Incontri più seguiti
Tra gli incontri più seguiti quello di Alicia Giménez-Bartlett, il dialogo tra Jonathan Bazzi, Gaja Cenciarelli, Roberto Saviano e Licia Troisi con Serena Dandini, Diego Bianchi e Nicola Lagioia con Paolo Di Paolo. Tra i molti autori stranieri Geoffroy de Lagasnerie, Moshtari Hilal, Anna Pazos, Andrés Felipe Solano, Patrick Winn. Per gli italiani Donatella Di Pietrantonio, Anna Foa, Valerio Magrelli, Francesca Mannocchi, Valeria Parrella, Sandro Veronesi, Paolo Zellini.
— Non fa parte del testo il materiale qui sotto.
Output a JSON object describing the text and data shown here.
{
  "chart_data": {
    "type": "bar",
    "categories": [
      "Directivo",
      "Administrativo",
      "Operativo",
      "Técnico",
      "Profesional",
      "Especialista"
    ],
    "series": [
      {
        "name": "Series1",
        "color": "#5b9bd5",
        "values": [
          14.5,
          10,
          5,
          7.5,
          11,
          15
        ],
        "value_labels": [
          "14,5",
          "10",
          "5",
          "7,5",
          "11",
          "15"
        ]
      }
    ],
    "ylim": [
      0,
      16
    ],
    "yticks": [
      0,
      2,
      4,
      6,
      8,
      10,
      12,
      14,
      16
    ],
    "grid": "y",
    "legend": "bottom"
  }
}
Per i più giovani Giulio Fabroni, Jenny Jägerfeld, Guillaume Perreault, Kelly Yang. Chiara Valerio, curatrice e responsabile del programma, dichiara:
La curatrice Chiara Valerio
«Se è vero, come sta scritto in Jane Austen, della quale ricorrono i 250 anni dalla nascita nel 2025, che Desiderare vuol dire sperare, il tema del prossimo Più libri più liberi sarà Ragioni e sentimenti, che vuol dire poi cercare di indagare, attraverso i libri, le persone che li hanno scritti, e soprattutto le persone che li hanno letti, se siamo ancora in grado di desiderare e cioè di sperare e non solamente, come pure ci capita, di disperare, tutto attaccato. Dalla prima edizione, sotto la mia direzione, ci siamo portati le parole, da quella di quest’anno le misure, il prossimo anno le mescoliamo per farci raccontare e per raccontare le ragioni e i sentimenti».